‘Fish stick clause’ remains part of official Aspen bureaucracy
Anyone who works in an office can relate to the situation.
A co-worker brings a leftover piece of fish for lunch, pops it in the office kitchen microwave and unleashes a stink that offends for the rest of the afternoon.
And while the offense often provokes heated protests from fellow employees, it doesn’t usually become enshrined in official rules of office conduct. Unless, that is, you work in either the city of Aspen or Pitkin County’s community development departments, where for years preparing fish sticks has been specifically and officially prohibited.
“The city shall provide office space, at no charge, to the county community development department on the third floor of City Hall in the current amount and general configuration on the condition that microwaving fish sticks is strictly prohibited,” according to the newest intergovernmental agreement between the two departments approved by Pitkin County commissioners last week.
The agreement also covers generally mundane issues such as who oversees the contractor-licensing program, how to coordinate building code changes and office hours.
Eagle-eyed Commissioner Steve Child first spotted the odd rule Aug. 9 when Brian Pawl, the county’s chief building official, first presented the new version of the agreement to the county board.
“I want to know if there was an incident about microwaving fish sticks on the third floor of City Hall,” Child said.
Pawl laughed and told him that city Community Development officials had been “adamant” about keeping the fish-stick clause in the agreement.
“Yes, there was a fish sticks incident,” Pawl said. “Yes, they did away with fish sticks, fish products and broccoli.
“They didn’t do away with Brussels sprouts. I was surprised about that.”
“Was it our fault or theirs?” Child asked.
“I don’t remember who the culprit was,” Pawl said.
In a subsequent interview, Pawl said that in crafting the newest agreement, he asked city officials if he could take the “fish sticks clause” out.
“I was trying to reduce the amount of information in the document,” he said. “I wanted to include important facts.”
The answer from the city was a resounding “no,” Pawl said.
“They said definitely not,” he said. “It was an important part of the agreement to keep in.”
In fact, officials discussed adding broccoli to the offending foods not allowed to be microwaved on the third floor, though it never appeared in the official version, Pawl said. And he said he’s not sure if breaking the rule would scuttle the agreement.

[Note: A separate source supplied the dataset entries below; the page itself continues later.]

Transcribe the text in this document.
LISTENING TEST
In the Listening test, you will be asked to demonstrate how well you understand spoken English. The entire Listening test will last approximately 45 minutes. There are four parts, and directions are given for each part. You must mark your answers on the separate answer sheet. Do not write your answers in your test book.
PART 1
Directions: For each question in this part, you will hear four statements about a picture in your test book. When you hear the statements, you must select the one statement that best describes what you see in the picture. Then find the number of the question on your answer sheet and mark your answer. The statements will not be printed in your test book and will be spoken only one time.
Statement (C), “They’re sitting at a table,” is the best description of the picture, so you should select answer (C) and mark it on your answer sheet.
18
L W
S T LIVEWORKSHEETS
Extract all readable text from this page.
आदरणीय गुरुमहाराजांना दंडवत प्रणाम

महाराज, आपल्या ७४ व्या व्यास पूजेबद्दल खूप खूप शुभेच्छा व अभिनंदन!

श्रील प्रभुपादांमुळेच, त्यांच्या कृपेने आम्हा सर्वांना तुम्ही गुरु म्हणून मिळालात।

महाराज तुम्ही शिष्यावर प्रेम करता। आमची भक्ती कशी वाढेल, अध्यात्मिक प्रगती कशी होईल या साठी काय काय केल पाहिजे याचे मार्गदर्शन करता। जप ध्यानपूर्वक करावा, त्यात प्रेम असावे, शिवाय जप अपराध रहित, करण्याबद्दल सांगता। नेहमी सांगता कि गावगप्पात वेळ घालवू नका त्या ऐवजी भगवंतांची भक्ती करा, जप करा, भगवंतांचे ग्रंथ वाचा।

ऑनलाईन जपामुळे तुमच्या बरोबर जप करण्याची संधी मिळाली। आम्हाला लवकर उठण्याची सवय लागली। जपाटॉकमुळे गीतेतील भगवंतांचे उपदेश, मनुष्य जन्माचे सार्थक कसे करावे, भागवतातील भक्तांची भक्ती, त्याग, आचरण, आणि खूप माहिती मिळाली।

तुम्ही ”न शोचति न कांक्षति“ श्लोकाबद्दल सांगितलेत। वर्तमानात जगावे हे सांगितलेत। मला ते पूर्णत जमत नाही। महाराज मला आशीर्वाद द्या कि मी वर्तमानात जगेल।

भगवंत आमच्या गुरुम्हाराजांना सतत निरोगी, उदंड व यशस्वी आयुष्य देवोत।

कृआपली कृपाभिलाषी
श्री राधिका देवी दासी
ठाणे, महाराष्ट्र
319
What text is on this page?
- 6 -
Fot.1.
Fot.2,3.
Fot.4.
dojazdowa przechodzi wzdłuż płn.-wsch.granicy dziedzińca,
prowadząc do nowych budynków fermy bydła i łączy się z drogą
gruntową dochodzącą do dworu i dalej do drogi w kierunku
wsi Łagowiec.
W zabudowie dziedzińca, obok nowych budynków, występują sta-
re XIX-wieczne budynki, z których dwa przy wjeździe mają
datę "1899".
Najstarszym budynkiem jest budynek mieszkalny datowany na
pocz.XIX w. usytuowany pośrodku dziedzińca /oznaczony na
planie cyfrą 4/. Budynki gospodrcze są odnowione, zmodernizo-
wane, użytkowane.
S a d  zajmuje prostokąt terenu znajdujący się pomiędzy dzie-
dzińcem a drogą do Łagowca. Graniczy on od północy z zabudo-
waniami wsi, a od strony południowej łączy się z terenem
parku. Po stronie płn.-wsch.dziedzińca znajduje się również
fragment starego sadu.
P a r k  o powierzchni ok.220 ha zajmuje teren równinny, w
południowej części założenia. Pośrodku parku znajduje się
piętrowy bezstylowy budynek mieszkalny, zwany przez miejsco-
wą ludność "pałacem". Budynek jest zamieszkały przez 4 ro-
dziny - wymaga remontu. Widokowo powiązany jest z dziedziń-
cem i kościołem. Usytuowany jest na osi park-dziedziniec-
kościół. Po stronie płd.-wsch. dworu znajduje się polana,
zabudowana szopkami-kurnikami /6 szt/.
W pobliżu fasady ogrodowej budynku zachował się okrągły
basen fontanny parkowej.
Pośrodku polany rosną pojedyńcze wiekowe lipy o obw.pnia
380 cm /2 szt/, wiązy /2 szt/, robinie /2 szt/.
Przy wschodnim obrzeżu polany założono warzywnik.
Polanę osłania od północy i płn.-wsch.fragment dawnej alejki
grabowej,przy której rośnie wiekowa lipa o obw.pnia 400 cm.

“I don’t know how far this would be taken if somebody broke the fish-stick clause,” he said. “But they do retain that option (to end it).”
Jessica Garrow, the city’s Community Development director, said she thinks it’s unlikely that breaking the rule would have such a result.
“It’s grounds for us to say, ‘Hey, remember we don’t microwave fish (in the office),’” she said.
This is the third agreement between the two departments to feature the fish-stick clause, Garrow said, and she confirmed lobbying to keep it in the latest version.
“There’s no major conflict or issue or anything,” she said. “We just said, ‘Hey, it’s in there. Let’s keep it in there.’
Garrow said she had no idea who the original fish stick offender was and suspects it was “happening on both sides.”
Pitkin County Community Development Director Cindy Houben said the fish-stick clause has been part of the IGA for at least five and possibly 10 years.
“Somebody cooked fish sticks in the back and it really smelled,” she said, adding that former city Community Development Director Chris Bendon first added the clause. “I think he thought it was really funny.”
Bendon, who now runs a land-use consulting firm in Aspen, confirmed Friday that he did contribute the clause years ago, and said it was meant to be both serious and amusing.
“Someone actually microwaved fish sticks,” Bendon said. “The fish sticks smell just assassinated everyone.
He said he’s not sure it occurred more than once, but that once was enough.
“I think I might have gone overboard,” Bendon said. “I think I threatened to move the microwave into the office of the person who did it.”
He also said he doesn’t remember exactly who did it.
“Being a city person, I’m sure it was the county,” Bendon said.
Regardless of who microwaved fish sticks — which nearly everyone interviewed for this story agreed was a terrible method of preparing fish sticks — the incident continues to influence lunch choices on the third floor of City Hall, Pawl said.
“Yeah, people are cautious about what they microwave,” he said. “There’s a peer pressure thing (now).”